La métaphore est posée : pour rester dans la course, le système demande littéralement aux femmes de s’autoconsommer.
![[Critique] « Shell » : le versant pop et monstrueux du miroir hollywoodien 17 shell 1](https://cdn.horreur.quebec/wp-content/uploads/2026/02/shell_1-750x422.jpg)
Du « Body Horror » au film de créature
Si le scénario de Jack Stanley explore les affres du vieillissement, il n’hésite pas à basculer franchement dans le body horror grand-guignolesque. Oubliez la subtilité : ici, on vomit bleu, la peau se craquelle comme de la peinture sèche et les créatures qui rôdent dans les ombres de la clinique rappellent les grandes heures des « Creature Features » des années 90.
C’est d’ailleurs là que le film divise. En glissant vers le film de monstre pur et dur dans son dernier acte, Shell perd peut-être en profondeur ce qu’il gagne en divertissement. Les effets spéciaux, mélange de pratique et de numérique parfois inégal, servent un final explosif qui rappelle les délires de Roger Corman (The Wasp Woman).
Elisabeth Moss, également productrice, ancre le film dans une réalité émotionnelle tangible qui empêche l’ensemble de sombrer dans la parodie totale. Elle excelle dans ce registre de la femme au bord de la rupture, prête à tout pour ne pas devenir invisible.

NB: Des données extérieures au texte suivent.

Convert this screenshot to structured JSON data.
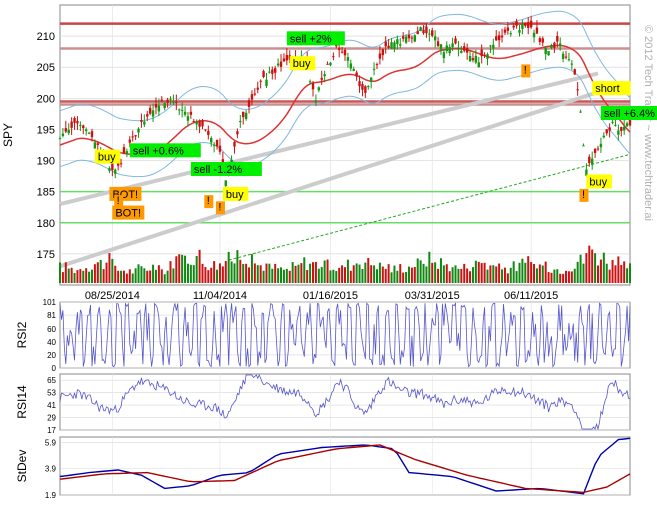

En somme, Shell est une série B de luxe, un divertissement cruel caché sous un emballage de comédie noire. Si The Substance était le film qui vous a fait détourner le regard, Shell est celui qui vous fera rire jaune. Il nous rappelle que la quête de la beauté est une coquille vide, brillante à l’extérieur, mais souvent monstrueuse à l’intérieur.